Ich zog die Finger sofort weg und kauerte mich zusammen. »Können wir etwas spenden?«
»Ich spende schon genug in meiner Funktion als Unternehmer.«
»Echt? An Tierheime?« Ich linste zu ihm hoch, verzweifelt bestrebt, einen positiven Zug an ihm zu entdecken. Das Gute in den Menschen, die wir kennen, sehen zu wollen, ist ein psychologischer Automatismus, der sich, wie ich später noch lernen sollte, als Bumerang erweisen konnte. Aber ich wollte um jeden Preis daran glauben, dass mein Vater ein Mann mit Charakter und meine Mutter gesund war. In meiner Vorstellung war er fürsorglich und großzügig. Nicht berechnend und gleichgültig.

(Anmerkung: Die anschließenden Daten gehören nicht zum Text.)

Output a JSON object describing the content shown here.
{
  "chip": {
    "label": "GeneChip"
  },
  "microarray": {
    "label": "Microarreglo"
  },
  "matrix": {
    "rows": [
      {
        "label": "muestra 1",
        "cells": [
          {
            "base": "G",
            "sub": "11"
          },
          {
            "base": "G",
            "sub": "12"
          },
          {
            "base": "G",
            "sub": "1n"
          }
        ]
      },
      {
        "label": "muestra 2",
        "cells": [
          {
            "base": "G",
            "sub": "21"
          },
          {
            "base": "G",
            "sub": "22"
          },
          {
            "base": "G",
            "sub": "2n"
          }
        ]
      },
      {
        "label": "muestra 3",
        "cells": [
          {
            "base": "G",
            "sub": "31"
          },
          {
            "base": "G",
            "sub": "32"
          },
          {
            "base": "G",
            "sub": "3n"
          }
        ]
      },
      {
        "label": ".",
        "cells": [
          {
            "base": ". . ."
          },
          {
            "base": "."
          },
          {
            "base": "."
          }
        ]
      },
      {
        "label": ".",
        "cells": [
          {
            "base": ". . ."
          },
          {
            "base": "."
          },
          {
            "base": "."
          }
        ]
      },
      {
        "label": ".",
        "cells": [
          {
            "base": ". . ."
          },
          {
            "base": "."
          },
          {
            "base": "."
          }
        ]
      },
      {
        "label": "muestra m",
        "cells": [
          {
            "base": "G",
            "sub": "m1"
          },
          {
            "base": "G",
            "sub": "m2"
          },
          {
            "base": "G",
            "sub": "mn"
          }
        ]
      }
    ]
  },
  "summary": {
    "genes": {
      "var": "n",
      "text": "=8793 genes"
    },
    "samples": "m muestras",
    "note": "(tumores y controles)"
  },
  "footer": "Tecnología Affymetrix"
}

Er bedachte mich mit einem Seitenblick, dabei teilte er seine Aufmerksamkeit noch immer zwischen dem Bildschirm und dem dicken Stapel an Briefen.
»Nein. Ich unterstütze die Mitglieder unserer Gemeinschaft, die meine Hilfe benötigen.«
»Bei dieser Werbung ist mir ganz komisch, Dad. Sie … macht mich traurig«, gestand ich und hielt den Blick vom Fernseher abgewandt, während der Sprecher erklärte, wie viel Schreckliches diese Tiere erlitten hatten. Mit sechs hatte ich ihn noch so genannt. Dad.
»So ist
das Leben, Edie.«
»Ich kann das nicht anschauen.« Die Arme um meine angezogenen Knie geschlungen und das Kinn darauf aufgestützt, schüttelte ich vehement den Kopf. »Es ist einfach so ungerecht.«
»Das Leben ist nun mal ungerecht, daran solltest du dich gewöhnen.«
Damals hatte ich sehr wenig von der Welt gewusst und mich vermutlich deshalb weiterhin an meinem Optimismus festgeklammert. Ungeachtet der Tatsache, dass mein Vater mir Unbehagen einflößte, weil er in diesem Moment zum ersten Mal, seit ich denken konnte, seine schmalen, harten Lippen zu einem Lächeln verzog, während er weiterhin seine Post durchging.
Warum gerade jetzt, in diesem Augenblick?, hatte ich gedacht. Was macht dich so froh?
Am nächsten Tag hatte er mich von der Schule abgeholt. Ich war gelinde gesagt geschockt gewesen. Normalerweise wurde ich von unserem Chauffeur gefahren. Zur Schule, zu Freizeitaktivitäten, Verabredungen mit Freunden. Nie von meinen Eltern. Geschmeichelt, aufgeregt und bemüht, mich von meiner besten Seite zu zeigen, war ich auf die Rückbank von Jordans Auto geklettert. Da er die entgegengesetzte Richtung zu meinem Nachhauseweg einschlug, hatte es mich gedrängt, ihn zu fragen, wohin wir fuhren, aber ich wollte keinen undankbaren oder misstrauischen Eindruck erwecken. Erst als wir in die Wälder jenseits der Stadtgrenze und zum Saint Angelo Lake gelangten, hatte ich mich nicht länger beherrschen können.
»Wohin fahren wir?«
Er hatte einfach nur im Rückspiegel die Zähne zu einem raubtierhaften Grinsen gebleckt, bevor er den Blinker setzte und scharf rechts abbog. Kurz darauf begriff ich.
Es war ein Tierheim. In dem Gefühl, mein Herz in die Hände von jemandem gelegt zu haben, dem ich nicht vertraute, hatte ich mit zögerlichen Schritten das rostige Tor passiert, das zu den Zwingern führte.